Theoretical investigations in superconductivity

超导理论研究

• 批准号: 157475-2006
• 负责人: Nicol, Elisabeth
• 金额: $ 2.72万
• 依托单位: University of Guelph
• 依托单位国家: 加拿大
• 项目类别: Discovery Grants Program - Individual
• 财政年份: 2006
• 资助国家: 加拿大
• 起止时间: 2006-01-01 至 2007-12-31
• 项目状态: 已结题
• 来源: https://www.nserc-crsng.gc.ca/ase-oro/Details-Detailles_eng.asp?id=336548
• 关键词: Theoretical; investigations; superconductivity

Superconductivity is a phenomenon occurring at very low temperatures approaching absolute zero (-273C) where certain materials lose all resistance to the flow of electrical current and become perfect conductors. First discovered in 1911, superconductivity continues to provide  major theoretical and experimental challenges to the physics and materials research communities. In recent times, new classes of superconductors have been discovered at a phenomenal rate. A major breakthrough came in 1986 with the discovery of a new family of materials which superconduct at much higher temperatures than previously known. This mobilized an unprecedented activity amongst scientists around the world due to potential for applications and improvements in existing applications using superconductivity, such as the high speed MAGLEV (Magnetic Levitation) train being implemented in Japan, superconducting cables for power transmission, microwave filters for communications, industrial magnets, and medical diagnosis with MRI (Magnetic Resonance Imaging). Many of these new superconductors are highly unconventional, posing unique difficulties with the conventional theory of superconductivity, and likely will require a new paradigm. It is expected that study of these materials will not only provide guidance as to how to develop new materials and improved properties for applications, but will also lead to new insights into fundamental science. I have carried out research in theoretical superconductivity to further understanding of this phenomenon in both conventional and unconventional superconductors. The focus of my work is three-fold: 1) to calculate properties of superconductors for comparison with experiment; 2) to provide theoretical support for experimental groups studying superconductors; and 3) to study new mechanisms for elucidating the nature of superconductivity in novel exotic superconductors, such as the high temperature superconductors. One of the main goals of this research is to use model calculations in conjunction with experiment to give important insight into the underlying mechanism of superconductivity.
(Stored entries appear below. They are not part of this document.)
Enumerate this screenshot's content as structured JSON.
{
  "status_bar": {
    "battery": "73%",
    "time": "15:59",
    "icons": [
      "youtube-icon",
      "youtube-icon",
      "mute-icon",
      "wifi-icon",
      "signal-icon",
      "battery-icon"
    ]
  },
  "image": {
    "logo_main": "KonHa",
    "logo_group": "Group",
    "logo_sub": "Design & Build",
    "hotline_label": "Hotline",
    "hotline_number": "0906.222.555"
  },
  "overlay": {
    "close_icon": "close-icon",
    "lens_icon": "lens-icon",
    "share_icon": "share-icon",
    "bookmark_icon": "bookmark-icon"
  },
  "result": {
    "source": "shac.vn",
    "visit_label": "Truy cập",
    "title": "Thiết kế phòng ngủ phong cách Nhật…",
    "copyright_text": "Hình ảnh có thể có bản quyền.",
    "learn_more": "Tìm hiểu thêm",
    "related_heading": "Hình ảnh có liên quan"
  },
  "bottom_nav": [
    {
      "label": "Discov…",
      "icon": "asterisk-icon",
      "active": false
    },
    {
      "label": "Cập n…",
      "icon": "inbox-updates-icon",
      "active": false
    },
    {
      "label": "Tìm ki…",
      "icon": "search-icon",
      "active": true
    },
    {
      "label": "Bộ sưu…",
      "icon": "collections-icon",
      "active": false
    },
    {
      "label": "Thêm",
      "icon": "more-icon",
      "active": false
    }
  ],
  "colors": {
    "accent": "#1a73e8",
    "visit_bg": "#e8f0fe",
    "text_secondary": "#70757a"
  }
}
超导性是在接近绝对零度（-273 ℃）的极低温度下发生的现象，其中某些材料失去对电流流动的所有阻力并成为完美的导体。超导性于1911年首次被发现，它继续为物理和材料研究界提供重大的理论和实验挑战。近年来，新的超导体以惊人的速度被发现。1986年，一个重大的突破出现了，发现了一种新的材料家族，这种材料在比以前已知的温度高得多的温度下超导。这在世界各地的科学家中引发了前所未有的活动，因为超导性的应用潜力和现有应用的改进，例如日本正在实施的高速磁悬浮列车，用于电力传输的超导电缆，用于通信的微波滤波器，工业磁体和MRI（磁共振成像）的医疗诊断。这些新的超导体中有许多是高度非常规的，对传统的超导理论造成了独特的困难，可能需要一个新的范式。预计对这些材料的研究不仅将为如何开发新材料和改进应用性能提供指导，而且还将导致对基础科学的新见解。我进行了理论超导性的研究，以进一步了解这种现象在传统和非传统的超导体。我的工作重点有三个方面：1）计算超导体的性质，与实验进行比较; 2）为研究超导体的实验组提供理论支持; 3）研究新的机制，以阐明新的奇异超导体（如高温超导体）的超导性。这项研究的主要目标之一是将模型计算与实验结合起来，以深入了解超导性的潜在机制。